Il romanzo si apre con una donna ormai anziana che porta con sé la memoria di un’infanzia rubata, che si ripercuote sulle sue azioni quotidiane. L’autrice è riuscita a donare una sorta di iniziale staticità emotiva alla donna, che appare descrivibile tramite un aggettivo in questo contesto forse inusuale, ma significativo: ferma. Edna ha 90 anni e da tutta la vita aspetta un segno, qualcosa che le permetta di svegliarsi dal torpore delle stagioni e dei ricordi, per ritrovare Jacob. È proprio quando questo segno arriva, sotto forma di un annuncio di cronaca su una rivista, che Edna reagisce, riscoprendo in sé stessa una gran forza d’animo. L’autrice mostra in questa circostanza una grande dote descrittiva, non si sostituisce infatti alla voce dei personaggi per riuscire a permetterci di capire i loro stati d’animo o le loro caratteristiche, ma lascia alla descrizione degli eventi l’arduo compito di esporre i tratti psicologici e le emozioni.  

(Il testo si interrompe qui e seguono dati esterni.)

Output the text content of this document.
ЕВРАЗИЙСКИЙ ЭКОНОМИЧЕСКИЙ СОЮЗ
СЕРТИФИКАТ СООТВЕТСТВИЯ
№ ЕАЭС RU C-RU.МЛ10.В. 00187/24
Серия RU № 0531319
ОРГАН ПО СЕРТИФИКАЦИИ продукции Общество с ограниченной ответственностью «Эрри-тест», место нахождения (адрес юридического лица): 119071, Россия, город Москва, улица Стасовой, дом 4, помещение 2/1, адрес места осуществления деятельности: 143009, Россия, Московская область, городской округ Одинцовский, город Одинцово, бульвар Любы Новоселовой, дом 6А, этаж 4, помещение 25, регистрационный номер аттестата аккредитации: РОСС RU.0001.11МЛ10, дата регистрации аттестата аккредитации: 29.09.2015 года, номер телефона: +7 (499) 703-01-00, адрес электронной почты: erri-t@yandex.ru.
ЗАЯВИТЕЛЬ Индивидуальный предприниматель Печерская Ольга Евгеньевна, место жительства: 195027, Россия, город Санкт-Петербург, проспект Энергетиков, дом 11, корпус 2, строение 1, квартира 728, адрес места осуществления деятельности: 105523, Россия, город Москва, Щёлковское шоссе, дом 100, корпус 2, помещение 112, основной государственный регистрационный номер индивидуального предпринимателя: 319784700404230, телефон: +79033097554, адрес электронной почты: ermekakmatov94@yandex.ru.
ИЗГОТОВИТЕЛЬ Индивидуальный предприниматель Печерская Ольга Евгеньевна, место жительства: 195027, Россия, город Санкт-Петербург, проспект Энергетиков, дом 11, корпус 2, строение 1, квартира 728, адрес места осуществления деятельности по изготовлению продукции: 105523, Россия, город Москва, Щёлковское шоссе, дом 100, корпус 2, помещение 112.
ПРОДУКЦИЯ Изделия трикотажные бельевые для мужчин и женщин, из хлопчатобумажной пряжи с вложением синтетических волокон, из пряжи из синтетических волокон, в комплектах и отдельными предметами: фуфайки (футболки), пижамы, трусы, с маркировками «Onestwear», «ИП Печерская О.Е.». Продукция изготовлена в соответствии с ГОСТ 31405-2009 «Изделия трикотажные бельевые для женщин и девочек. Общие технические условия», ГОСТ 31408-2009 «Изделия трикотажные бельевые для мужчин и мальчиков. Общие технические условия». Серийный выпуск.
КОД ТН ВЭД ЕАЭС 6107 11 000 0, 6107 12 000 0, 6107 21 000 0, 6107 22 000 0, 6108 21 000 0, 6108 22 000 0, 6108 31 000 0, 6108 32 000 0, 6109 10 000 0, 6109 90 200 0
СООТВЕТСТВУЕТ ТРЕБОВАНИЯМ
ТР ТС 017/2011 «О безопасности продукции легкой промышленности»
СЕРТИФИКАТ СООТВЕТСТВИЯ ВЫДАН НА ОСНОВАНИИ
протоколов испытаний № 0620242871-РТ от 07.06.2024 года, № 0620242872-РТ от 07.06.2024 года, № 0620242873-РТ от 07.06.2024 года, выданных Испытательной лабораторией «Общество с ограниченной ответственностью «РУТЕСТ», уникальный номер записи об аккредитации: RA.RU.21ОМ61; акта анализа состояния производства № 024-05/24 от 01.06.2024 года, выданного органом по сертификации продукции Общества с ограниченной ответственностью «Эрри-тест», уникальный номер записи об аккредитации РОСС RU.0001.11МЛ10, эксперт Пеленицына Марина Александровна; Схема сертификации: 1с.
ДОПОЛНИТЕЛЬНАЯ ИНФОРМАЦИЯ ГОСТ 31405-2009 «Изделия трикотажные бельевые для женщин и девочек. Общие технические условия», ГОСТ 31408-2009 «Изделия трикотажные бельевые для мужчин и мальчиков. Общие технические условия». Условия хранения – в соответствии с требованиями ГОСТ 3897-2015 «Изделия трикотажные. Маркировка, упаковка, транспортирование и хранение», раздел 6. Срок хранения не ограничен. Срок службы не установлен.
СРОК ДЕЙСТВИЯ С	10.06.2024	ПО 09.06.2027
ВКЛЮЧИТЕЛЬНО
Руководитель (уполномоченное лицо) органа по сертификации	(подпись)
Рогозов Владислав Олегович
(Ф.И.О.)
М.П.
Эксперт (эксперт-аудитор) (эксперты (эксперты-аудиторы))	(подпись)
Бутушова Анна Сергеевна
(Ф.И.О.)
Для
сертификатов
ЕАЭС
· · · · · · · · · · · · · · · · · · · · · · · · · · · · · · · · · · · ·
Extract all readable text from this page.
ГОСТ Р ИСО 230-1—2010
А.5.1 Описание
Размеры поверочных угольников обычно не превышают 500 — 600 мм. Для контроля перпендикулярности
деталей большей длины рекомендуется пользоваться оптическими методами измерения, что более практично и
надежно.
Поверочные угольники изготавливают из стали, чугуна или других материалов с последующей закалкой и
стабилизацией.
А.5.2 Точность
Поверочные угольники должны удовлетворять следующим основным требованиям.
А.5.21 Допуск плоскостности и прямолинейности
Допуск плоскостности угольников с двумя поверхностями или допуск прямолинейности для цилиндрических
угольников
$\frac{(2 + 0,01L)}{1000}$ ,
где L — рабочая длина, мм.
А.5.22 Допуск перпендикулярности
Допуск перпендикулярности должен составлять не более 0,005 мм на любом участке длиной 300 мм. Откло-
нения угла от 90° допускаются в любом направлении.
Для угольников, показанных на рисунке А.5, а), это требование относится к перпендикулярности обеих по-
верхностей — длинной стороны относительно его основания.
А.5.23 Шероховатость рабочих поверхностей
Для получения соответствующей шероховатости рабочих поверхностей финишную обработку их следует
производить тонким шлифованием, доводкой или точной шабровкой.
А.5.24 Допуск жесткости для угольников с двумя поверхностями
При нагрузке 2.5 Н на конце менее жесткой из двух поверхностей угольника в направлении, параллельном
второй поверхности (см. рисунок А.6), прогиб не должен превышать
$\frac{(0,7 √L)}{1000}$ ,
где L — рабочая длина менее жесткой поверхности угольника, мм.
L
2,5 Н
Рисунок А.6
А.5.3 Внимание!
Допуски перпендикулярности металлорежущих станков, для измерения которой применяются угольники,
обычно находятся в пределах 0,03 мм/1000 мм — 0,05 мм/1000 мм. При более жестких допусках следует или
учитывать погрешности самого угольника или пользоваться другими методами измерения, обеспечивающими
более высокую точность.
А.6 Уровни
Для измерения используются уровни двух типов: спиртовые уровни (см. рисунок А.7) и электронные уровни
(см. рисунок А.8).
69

Quando Edna decide di partire, per affrontare un viaggio lungo e solitario, verso Ravensburg, in Germania, dove si trova Jacob, è accompagnata solo dal suo pappagallo. Complici, o forse responsabili, proprio quegli anni trascorsi in Svevia, l’anziana signora mostra durante il suo viaggio una volontà di fare affidamento solo su sé stessa e sulle proprie forze, rifiutando in più occasioni delle agevolazioni offerte da alcune situazioni, in nome della propria indipendenza. E forse qui troviamo un’incongruenza nella narrazione: Edna è una donna di 90 anni, è un po’ inverosimile immaginare che sia in grado di fare un tale viaggio in tale autonomia. È però altresì vero che questo viaggio assume all’interno della narrazione un significato metaforico, volto a rappresentare la speranza e l’idea di una seconda possibilità che la vita offre e alla quale bisogna dare valore. La necessità di verosimiglianza viene quindi superata e messa in secondo piano rispetto al valore metaforico.

Il romanzo è costruito su due piani narrativi temporali differenti, si intrecciano infatti le storie dei bambini con quella del viaggio dell’anziana protagonista. I momenti dedicati alle storie di Edna e Jacob da piccoli risultano di forte impatto emotivo, ciò è sicuramente dovuto anche alla consapevolezza della realtà storica che si cela dietro le vicende narrate. È però giusto sottolineare le grandi doti empatiche dell’autrice, in grado di coinvolgere il lettore tramite uno stile descrittivo molto dettagliato.

Le parti del testo dedicate al presente risultano penalizzate proprio da questo stile, lento e minuzioso. La narrazione stenta a decollare, faticando in alcuni tratti a mantenere alto il coinvolgimento del lettore, che rischia di perdersi nelle numerose descrizioni, seppur esse siano rese in maniera estremamente curata e realistica.

I bambini di Svevia è un romanzo che racconta di cicatrici che segnano l’anima più che il corpo, ma alle quali la volontà di riscatto non permette d’imporsi.  È un libro che trova il suo orgoglio nei temi affrontati, che possono essere percepiti in modi molto differenti, a seconda del lettore, della sua età e della sua volontà di affrontare un romanzo dal ritmo lento, che si prende il suo tempo. Non è un libro adatto a chi cerca in una narrazione dinamicità e pluralità di eventi. Eppure, è una storia che presenta una forte componente avventurosa, ma che va al passo di descrizioni accuratamente disegnate. Casagrande si esprime in quest’opera con una voce dal passato, che sussurra e non si impone, lasciandosi scegliere.